Солнце уже встало в полдуба и подбирало росу. Утро было ясное. Почти все лето так: с утра солнце, к полудню откуда-нибудь облака нахлынут, в тучи соберутся, в иной день гром погарцует, но чаще без грома опускались на поля теплые косяки дождей.
Диво творилось на полях. Дня три назад Вадим набрел во ржи на примятую круговину… Замечал он не раз: вечерами водит сюда цыган Шуру. «Черти безразборные! Нашли место… Надо сказать Михасю». А нынче — «распрямись ты, рожь высокая, тайну свято сохрани!..» Вадим не нашел ямины — поднялась рожь, осилила.
Год обещал обилие. Ячмени только начинали желтеть, а уже к земле сутулились: колос будто картечью набит. Даже на загубленном по весне «рубакинском» массиве ячмень поднялся на славу.
Однако и сорняки не дремали. По кукурузе и парам выметывал из земли мясистый в листу осот, кулигами стелился пырей. Трактористы ругались на чем свет стоит: бессмысленной их работе не будет конца и краю — сорняк пер и пер. Один Женька Рубакин был полон радости: работенки привалило! Не мешай дожди, он бы и с поля не уходил. Вчера дождя не было, и Женька, отработав полный день, остался еще и в ночь.

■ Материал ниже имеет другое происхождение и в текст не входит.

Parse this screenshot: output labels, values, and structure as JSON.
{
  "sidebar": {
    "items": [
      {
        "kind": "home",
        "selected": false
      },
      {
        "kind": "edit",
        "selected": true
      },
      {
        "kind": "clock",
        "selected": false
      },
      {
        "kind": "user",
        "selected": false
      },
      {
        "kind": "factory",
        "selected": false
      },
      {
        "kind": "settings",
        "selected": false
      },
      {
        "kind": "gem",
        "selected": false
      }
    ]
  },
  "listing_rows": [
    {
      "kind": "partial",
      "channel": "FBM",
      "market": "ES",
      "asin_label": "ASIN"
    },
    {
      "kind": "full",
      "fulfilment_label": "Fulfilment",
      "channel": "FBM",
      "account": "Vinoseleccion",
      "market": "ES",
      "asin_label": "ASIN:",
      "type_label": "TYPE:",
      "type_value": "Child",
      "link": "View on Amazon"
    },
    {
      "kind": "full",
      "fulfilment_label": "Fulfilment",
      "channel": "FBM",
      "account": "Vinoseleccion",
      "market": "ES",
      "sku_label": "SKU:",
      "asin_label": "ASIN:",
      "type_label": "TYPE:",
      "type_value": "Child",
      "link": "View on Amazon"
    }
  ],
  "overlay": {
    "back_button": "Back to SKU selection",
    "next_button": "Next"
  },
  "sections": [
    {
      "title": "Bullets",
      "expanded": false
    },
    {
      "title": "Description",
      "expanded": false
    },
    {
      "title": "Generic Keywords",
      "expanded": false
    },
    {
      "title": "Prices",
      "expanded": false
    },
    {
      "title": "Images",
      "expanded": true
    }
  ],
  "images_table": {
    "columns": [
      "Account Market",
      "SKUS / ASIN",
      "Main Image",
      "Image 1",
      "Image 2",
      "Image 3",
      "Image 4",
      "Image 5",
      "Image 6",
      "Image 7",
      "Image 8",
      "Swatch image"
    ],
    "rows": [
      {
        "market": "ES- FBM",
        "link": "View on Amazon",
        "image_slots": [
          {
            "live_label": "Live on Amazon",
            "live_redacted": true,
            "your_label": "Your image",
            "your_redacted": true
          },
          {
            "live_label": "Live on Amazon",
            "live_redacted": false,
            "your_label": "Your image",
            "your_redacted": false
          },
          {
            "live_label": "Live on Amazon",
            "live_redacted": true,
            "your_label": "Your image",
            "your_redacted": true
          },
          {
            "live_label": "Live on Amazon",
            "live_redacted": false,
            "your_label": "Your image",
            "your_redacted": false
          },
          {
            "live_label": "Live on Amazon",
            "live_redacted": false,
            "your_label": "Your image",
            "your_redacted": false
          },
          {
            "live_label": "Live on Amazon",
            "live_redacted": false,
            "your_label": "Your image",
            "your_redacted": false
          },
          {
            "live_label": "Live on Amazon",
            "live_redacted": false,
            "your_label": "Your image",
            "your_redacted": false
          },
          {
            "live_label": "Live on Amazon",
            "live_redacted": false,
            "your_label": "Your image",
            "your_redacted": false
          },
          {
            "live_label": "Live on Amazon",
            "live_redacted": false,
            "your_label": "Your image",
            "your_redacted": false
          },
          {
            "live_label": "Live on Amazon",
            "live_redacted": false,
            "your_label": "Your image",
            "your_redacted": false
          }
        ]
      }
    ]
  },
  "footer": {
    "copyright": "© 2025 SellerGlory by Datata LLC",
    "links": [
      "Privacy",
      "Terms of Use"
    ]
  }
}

Вадим вышел на пшеницу. Откуда-то взялся ветер, зелень колыхнулась, зашумела. И тут незаметно для себя Вадим завел песню про широкую степь, довел песню до конца и в это время оказался на взгорке. Далеко, километрах в двадцати, во всю просторную сиреневую долину распласталось большое село Марьевка, по другую сторону на таком же удалении виднелась Чернава. А пространство меж этими селами и дальше — это разлив хлебов. Июньское родное Заволжье! Благодатный, изобильный край! Зелень, зелень, сплошь зелень — до самого неба. Лишь кое-где осколком стекла блеснет пруд, напомнит о древности межнольпый столбик, и опять хлеба…

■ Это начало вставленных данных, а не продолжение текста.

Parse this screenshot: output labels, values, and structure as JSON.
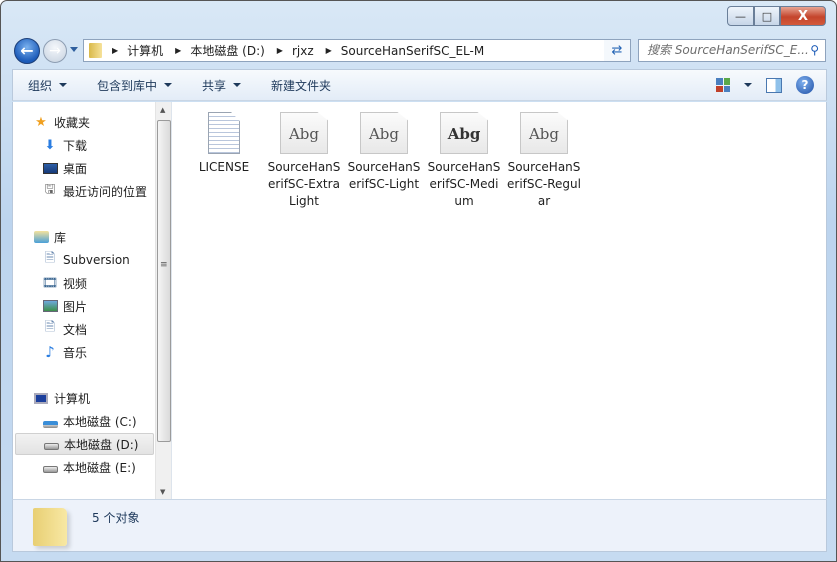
{
  "window": {
    "minimize_label": "—",
    "maximize_label": "□",
    "close_label": "X"
  },
  "address": {
    "segments": [
      "计算机",
      "本地磁盘 (D:)",
      "rjxz",
      "SourceHanSerifSC_EL-M"
    ]
  },
  "search": {
    "placeholder": "搜索 SourceHanSerifSC_E..."
  },
  "toolbar": {
    "organize": "组织",
    "include_in_library": "包含到库中",
    "share": "共享",
    "new_folder": "新建文件夹",
    "help": "?"
  },
  "nav": {
    "favorites": {
      "label": "收藏夹",
      "items": [
        "下载",
        "桌面",
        "最近访问的位置"
      ]
    },
    "libraries": {
      "label": "库",
      "items": [
        "Subversion",
        "视频",
        "图片",
        "文档",
        "音乐"
      ]
    },
    "computer": {
      "label": "计算机",
      "items": [
        "本地磁盘 (C:)",
        "本地磁盘 (D:)",
        "本地磁盘 (E:)"
      ],
      "selected": "本地磁盘 (D:)"
    }
  },
  "files": [
    {
      "name": "LICENSE",
      "type": "text"
    },
    {
      "name": "SourceHanSerifSC-ExtraLight",
      "type": "font",
      "preview": "Abg"
    },
    {
      "name": "SourceHanSerifSC-Light",
      "type": "font",
      "preview": "Abg"
    },
    {
      "name": "SourceHanSerifSC-Medium",
      "type": "font",
      "preview": "Abg"
    },
    {
      "name": "SourceHanSerifSC-Regular",
      "type": "font",
      "preview": "Abg"
    }
  ],
  "status": {
    "count_text": "5 个对象"
  }
}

И тут Вадим увидел Женьки Рубакина трактор. Трактор глупо кружил на месте. Ветер дул в ту сторону, казалось, что у трактора отказал мотор, но какая-то непонятная сила водит его по кругу. Сам еще не зная, что там произошло, Вадим бежал к трактору и кричал непонятное:
— А-а-а-а!
Откинувшись к спинке кабины, Женька спал сидя, обе руки застыли на рычаге поворота. «Ну, брат! Ну-ну…»
Вадим вздохнул облегченно, потом отвел трактор на край поля и заглушил мотор.

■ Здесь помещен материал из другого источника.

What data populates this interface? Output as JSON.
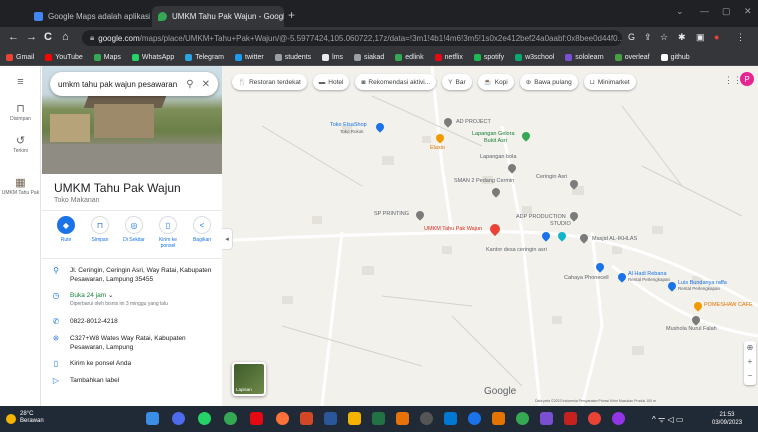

В середине лета уже дипломированным агрономом вернулся из института управляющий отделением Алексей Ильич Мешков. Дня через три его вызвали в райцентр, где Мешков, не колеблясь, согласился работать председателем колхоза в отдаленном селе Надеждинке. Уборочную Вадиму Колоскову пришлось встречать бригадиром и управляющим в одном лице.
Год, как и ожидалось, оказался намолотным. Вадим объезжал всклобученные дождями и ветром хлеба, опасался, что и пол-урожая снять не удастся. Но комбайнеры умудрялись стричь поля низко, чисто вымолачивали зерно из литых неподъемных валков. Помидоры в тот год тоже уродились на диво. Наполнив алым грузом плетухи, женщины поднимали их на плечи, изогнувшись под ношей, относили к машине, а в передышках гуртовались в кружок, пестрели платками и юбками.
— Чтой-то квелая ты нынче, Марья?
— Телок объелся, всю ноченьку не спала.
— Лазурного ситцу себе на смерть взяла, — сообщила Пелагея.
— Износишь еще, дура!
— Клавка у Вишняковых будет, видать, очень красивая.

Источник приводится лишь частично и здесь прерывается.